Vieques Island, Puerto Rico
What was a US Naval bombing range until just a few years ago has since become the most pristine US destination in the Caribbean. So much so that the W Hotel set up shop there; which then, of course, led to an influx of boutique hotels all around it. The W then casually added a two-level infinity pool with an underwater sound system -- which may be worth the trip alone. But it’s also home to Mosquito Bay, one of the few bioluminescent bays where visitors can kayak through the glowing water at night.
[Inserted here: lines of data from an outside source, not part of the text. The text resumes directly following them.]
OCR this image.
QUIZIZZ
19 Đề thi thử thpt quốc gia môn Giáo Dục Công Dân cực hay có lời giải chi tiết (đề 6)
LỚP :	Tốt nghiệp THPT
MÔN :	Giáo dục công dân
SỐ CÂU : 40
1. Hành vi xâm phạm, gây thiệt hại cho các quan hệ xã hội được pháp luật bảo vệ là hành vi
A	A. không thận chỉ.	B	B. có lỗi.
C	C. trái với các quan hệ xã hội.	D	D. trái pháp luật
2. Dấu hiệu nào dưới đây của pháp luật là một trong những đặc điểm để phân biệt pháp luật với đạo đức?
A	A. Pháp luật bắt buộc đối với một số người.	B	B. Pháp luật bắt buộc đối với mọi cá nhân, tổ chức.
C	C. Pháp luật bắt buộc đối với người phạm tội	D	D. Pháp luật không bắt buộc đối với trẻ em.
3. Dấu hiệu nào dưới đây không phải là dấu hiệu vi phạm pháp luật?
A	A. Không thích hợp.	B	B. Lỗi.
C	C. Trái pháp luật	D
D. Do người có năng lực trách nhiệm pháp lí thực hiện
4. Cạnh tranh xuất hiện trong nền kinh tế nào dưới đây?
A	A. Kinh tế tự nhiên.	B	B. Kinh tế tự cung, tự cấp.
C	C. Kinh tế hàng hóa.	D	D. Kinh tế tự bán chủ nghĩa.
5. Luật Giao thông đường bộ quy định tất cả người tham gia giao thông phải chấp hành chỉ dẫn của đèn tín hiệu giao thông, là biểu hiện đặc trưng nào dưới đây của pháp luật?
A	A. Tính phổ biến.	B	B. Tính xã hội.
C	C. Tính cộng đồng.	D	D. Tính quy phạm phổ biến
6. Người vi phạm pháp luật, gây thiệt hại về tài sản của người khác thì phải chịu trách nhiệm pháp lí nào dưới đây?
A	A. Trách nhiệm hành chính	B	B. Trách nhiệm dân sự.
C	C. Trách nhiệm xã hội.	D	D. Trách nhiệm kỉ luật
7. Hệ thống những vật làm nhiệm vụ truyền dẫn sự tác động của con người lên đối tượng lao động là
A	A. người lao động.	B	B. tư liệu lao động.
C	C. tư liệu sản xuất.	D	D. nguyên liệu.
Vieques hasn't quite had time to develop into a Caribbean mega-destination just yet, but thanks to its proximity to the US -- and the fact that we can get there without a passport -- its time is drawing near.
If you want to see Seattle, Portland, or Denver before $14-a-drink bars discovered them, check out Boise. The creative center of Idaho is filling the beer-and-outdoors gaps these cities left when they fell to the mass popularity. Firstly, it boasts 190 miles of single-track trails that start practically in the middle of Downtown and a 30-mile Greenbelt trail that traverses the city. Second, Boise opens brewpubs like Florida builds condos, with four new ones planned for this year, including Bozeman’s White Dog. The X-Games will be hosting a qualifier at the city’s spanking-new skate park, and Bogus Basin just pumped $4 million into summer-activity improvements. Combine all of this with the walkability and affordability bigger cities lack, and you’ve got a strong case for Boise as “the new Portland.”
San Marcos, Texas
Last year, an esteemed panel of well-traveled sommeliers declared the Texas Hill Country one of the best wine regions to visit in America. And what city sits smack in the middle of a region with more than 46 wineries between Austin and New Braunfels? San Marcos, a cool hippie enclave and home to Texas State University. Now that tourists and traffic have ruined Austin forever (just kidding ATX, we love you even when you’re bloated), many of the old-school Texans who kept it weird have flocked south to this laid-back, artsy alternative that’s been pretty much the same since the '60s. And nothing says “vacation” like lying on your back with a beer and floating down a river in the sun, an activity you can pursue on both the San Marcos and Guadalupe Rivers. And San Marcos has all the makings of a great wine-and-adventure region, with breathtaking scenery and proximity to nearly all the large Texas cities.
Charlotte, North Carolina
Outside the big three and Houston, no city in America is building more hotel rooms in 2017 than Charlotte. The city added 3,363 new rooms in 2017, and anticipates an additional 8,000 by 2020. Kimpton is bringing its brand of chic luxury accommodations here with two new properties -- one in Dilworth/South End and the other in Charlotte City Center. The culinary landscape is slowly but surely drawing big names, like Charleston’s Steve Palmer and his new Oak Steakhouse. Or just outside town in Lake Norman, Kindred was named one of 2016’s best new restaurants. Charlotte is also home to the National Whitewater Center -- sort of a natural theme park where you can whitewater raft, hike, rock climb, and mountain bike right next to the Catawba River. And it’s also built the closest thing to a Major League Baseball park in Minor League Baseball at Downtown’s BB&T Ballpark.